Ganga Rajinee Dissanayaka examines Sri Lankan ivory boxes, jewellery, and statues held in the Rijksmuseum and the Wereldmuseum in the Netherlands.
Today, heritage is less about the collection of physical objects and more about the collection of stories. Sigiriya is a rock formation in the dry zone; it becomes heritage when it comes to the story we create. The Lewke cannon, which was repatriated back to Sri Lanka from the Netherlands in 2023, is heritage because of the story that has been built around it.
The moment one accepts that the story is the heritage, one must realise the implications of it: whoever owns the story owns the economic, political, and emotional power of the heritage.
And here the truth of Sri Lanka, like most of the Global South, is that we own the objects, we own the soil, but the dominant narrative framework and the academic language for interpretation, museum taxonomy, and global media reach all continue to belong to other powers.
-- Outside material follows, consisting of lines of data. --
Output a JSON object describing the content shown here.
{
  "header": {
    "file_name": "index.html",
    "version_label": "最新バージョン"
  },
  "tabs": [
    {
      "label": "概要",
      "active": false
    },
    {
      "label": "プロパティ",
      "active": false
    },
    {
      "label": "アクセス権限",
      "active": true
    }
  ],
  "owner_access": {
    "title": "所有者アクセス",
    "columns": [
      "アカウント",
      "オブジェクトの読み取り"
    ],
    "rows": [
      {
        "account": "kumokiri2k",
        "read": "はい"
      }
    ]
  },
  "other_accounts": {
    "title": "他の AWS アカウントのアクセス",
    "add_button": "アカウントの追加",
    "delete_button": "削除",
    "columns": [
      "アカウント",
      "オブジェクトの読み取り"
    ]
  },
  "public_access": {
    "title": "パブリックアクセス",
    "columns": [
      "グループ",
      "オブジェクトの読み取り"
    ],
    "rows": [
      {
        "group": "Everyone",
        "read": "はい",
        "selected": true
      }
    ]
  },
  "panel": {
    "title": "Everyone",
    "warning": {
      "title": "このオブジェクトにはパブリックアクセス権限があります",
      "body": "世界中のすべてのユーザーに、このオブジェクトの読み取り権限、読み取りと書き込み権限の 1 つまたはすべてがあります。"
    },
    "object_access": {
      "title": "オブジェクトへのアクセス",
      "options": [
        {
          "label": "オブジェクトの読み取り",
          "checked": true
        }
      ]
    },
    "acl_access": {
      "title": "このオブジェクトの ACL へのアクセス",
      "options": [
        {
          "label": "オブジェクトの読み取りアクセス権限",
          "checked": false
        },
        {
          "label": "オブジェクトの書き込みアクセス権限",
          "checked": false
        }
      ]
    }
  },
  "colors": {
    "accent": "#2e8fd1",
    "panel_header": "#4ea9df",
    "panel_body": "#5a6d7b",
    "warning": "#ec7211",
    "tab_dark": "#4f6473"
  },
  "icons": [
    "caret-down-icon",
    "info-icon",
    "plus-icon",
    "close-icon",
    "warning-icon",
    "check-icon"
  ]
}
Consider the Department of Archaeology of Sri Lanka, whose establishment in 1890 was decided upon by colonial scholars who determined what was significant and how it should be understood.
It was only sites and narratives which made sense within the ‘rise-and-fall-of-civilisations’ framework of the European scholar that found their way into the canon; while Vedda cultures, coastal Muslim traders, Tamil ritual practices, and Catholic-Sinhalese syncretism could be studied ethnographically, none qualified as heritage.
The Colombo National Museum, founded in 1877, had its displays organised in accordance with a London Victorian model: glass cases, Linnaean classification, ethnographies in eternal past tense. Hardly anything has been changed in the last century and a half.
This is dependency at its most insidious. No gunboats. No tied lending programmes. Not even Schiller’s cultural imperialism in its most blatant sense. Merely the legacy of an inherited way of looking at things.